Musica diffusa in Friuli, gli Amici della Musica di Udine preparano l’estate 2026 con 40 appuntamenti
La rassegna partirà il 23 giugno da Grado e coinvolgerà anche molti centri dell’Udinese, tra colline, borghi storici e Carnia
Una rete di concerti che da Udine si allarga a buona parte del Friuli, toccando borghi, località collinari, paesi della Carnia e la costa. È questo il profilo di “Friuli Concertante” 2026, il cartellone estivo promosso dagli Amici della Musica di Udine, che per la sua decima edizione annuncia 40 appuntamenti distribuiti tra giugno e settembre.
Per il pubblico dell’area udinese il festival avrà un rilievo particolare, perché una parte consistente del percorso attraverserà comuni della provincia e del territorio friulano più vicino al capoluogo, con concerti pensati in relazione agli spazi che li ospiteranno. Non un programma chiuso in un’unica sede, dunque, ma una proposta itinerante che lega ascolto, paesaggio e patrimonio locale.
Molti appuntamenti nell’Udinese e in Carnia
Nel calendario figurano infatti Artegna, Cassacco, Colloredo di Montalbano, Moimacco, Moruzzo, Remanzacco, Venzone e altri centri dell’area friulana, accanto a tappe in Carnia come Arta Terme, Cercivento, Paluzza, Paularo, Sutrio, Tolmezzo, Treppo Ligosullo, Verzegnis e Zuglio.
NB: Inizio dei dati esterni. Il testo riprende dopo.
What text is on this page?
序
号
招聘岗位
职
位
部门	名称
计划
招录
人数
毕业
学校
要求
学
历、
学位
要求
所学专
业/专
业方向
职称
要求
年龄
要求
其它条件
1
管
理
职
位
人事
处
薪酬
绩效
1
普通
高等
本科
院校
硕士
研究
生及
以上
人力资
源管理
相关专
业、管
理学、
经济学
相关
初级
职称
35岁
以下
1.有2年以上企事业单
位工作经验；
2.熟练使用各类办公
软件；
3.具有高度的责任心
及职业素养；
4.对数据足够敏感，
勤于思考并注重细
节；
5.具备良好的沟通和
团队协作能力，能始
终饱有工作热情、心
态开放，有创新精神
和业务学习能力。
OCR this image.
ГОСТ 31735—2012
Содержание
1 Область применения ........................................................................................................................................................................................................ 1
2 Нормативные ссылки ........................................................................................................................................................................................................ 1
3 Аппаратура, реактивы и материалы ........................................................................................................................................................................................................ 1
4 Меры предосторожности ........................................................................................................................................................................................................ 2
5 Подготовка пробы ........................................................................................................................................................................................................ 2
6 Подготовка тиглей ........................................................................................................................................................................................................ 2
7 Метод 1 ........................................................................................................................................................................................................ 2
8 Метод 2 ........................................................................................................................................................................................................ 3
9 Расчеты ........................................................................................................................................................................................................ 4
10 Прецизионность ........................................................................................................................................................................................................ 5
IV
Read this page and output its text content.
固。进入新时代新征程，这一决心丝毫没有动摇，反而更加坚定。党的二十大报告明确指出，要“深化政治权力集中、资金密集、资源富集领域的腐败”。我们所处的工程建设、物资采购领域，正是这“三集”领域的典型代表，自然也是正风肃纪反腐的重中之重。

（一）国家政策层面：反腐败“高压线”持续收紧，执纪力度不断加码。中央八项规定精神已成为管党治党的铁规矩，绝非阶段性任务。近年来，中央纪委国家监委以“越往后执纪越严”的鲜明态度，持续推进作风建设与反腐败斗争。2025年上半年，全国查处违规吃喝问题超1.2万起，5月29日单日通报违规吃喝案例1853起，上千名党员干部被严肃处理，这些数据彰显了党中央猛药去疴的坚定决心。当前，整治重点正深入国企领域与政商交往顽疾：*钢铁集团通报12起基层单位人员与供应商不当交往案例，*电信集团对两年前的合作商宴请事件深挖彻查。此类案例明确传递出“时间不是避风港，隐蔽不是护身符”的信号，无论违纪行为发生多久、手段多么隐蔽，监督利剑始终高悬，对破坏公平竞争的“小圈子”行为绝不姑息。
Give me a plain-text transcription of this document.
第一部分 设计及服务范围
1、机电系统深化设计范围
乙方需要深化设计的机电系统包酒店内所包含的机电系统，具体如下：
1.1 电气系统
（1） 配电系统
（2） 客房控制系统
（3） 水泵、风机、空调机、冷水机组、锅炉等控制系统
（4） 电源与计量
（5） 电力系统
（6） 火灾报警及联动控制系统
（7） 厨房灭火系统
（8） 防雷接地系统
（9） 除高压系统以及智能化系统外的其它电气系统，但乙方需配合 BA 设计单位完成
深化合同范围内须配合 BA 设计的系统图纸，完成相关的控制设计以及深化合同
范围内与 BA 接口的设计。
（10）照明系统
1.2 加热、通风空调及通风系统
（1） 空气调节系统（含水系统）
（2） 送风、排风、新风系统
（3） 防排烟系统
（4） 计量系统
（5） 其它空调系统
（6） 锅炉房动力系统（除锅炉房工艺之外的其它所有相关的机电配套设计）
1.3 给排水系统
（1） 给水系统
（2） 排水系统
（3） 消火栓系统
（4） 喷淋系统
Il programma si estende anche ad Aquileia, Clauiano, Grado e Palmanova, componendo una geografia culturale ampia e riconoscibile.
La formula resta quella che negli anni ha caratterizzato la rassegna: portare interpreti e ensemble in contesti diversi, scegliendo repertori e organici in funzione delle caratteristiche dei luoghi. Si passerà così da spazi aperti immersi nel verde a edifici storici, passando per musei, chiese, logge, sale istituzionali e ambienti naturali dal forte valore identitario.
Un cartellone costruito sui luoghi
L’idea di fondo è valorizzare il Friuli come spazio di incontro tra storie, lingue e tradizioni. La proposta artistica comprenderà pagine che vanno dalla musica antica a quella contemporanea, con la presenza di solisti e formazioni di dimensioni diverse, dal duo fino all’orchestra. Accanto ai concerti troveranno posto anche incursioni di microteatro e danza.
La direttrice artistica Luisa Sello sottolinea proprio questo aspetto: il festival, spiega, raggiunge scenari di particolare fascino sia per chi vive il territorio sia per chi lo frequenta durante l’estate, con programmi modellati sulle peculiarità dei diversi palcoscenici naturali e architettonici.
Per l’area udinese il valore aggiunto è evidente: la rassegna non si limita a proporre eventi musicali, ma crea connessioni tra centri grandi e piccoli, contribuendo a portare pubblico anche in località meno centrali, dentro un’estate friulana già ricca di iniziative culturali.
Il via da Grado il 23 giugno
L’apertura è fissata per martedì 23 giugno alle 21 a Grado, nella Basilica di Sant’Eufemia, con l’esibizione dell’Orchestra Naonis-Donatello. Da lì il calendario entrerà nel vivo tra luglio e agosto, muovendosi dalla laguna verso l’entroterra e la montagna.
La manifestazione è sostenuta dai comuni coinvolti e da una rete di enti che comprende, tra gli altri, Ministero della Cultura, Regione Friuli Venezia Giulia, Comunità Collinare del Friuli, PrimaCassa, PromoTurismoFVG, Università di Udine, Direzione regionale Musei Fvg, Museo archeologico nazionale di Aquileia, Ecomuseo delle acque del Gemonese, Comune di Udine e Club per l’Unesco di Udine.
Quanto all’accesso, gran parte degli appuntamenti sarà gratuita. Alcune date faranno eccezione quando abbinate ad attività aggiuntive, come visite a musei o momenti conviviali. Per gli eventi previsti all’aperto, in caso di pioggia sarà indicata una sede alternativa. Date, orari e modalità di prenotazione saranno definiti nel calendario completo diffuso dagli organizzatori.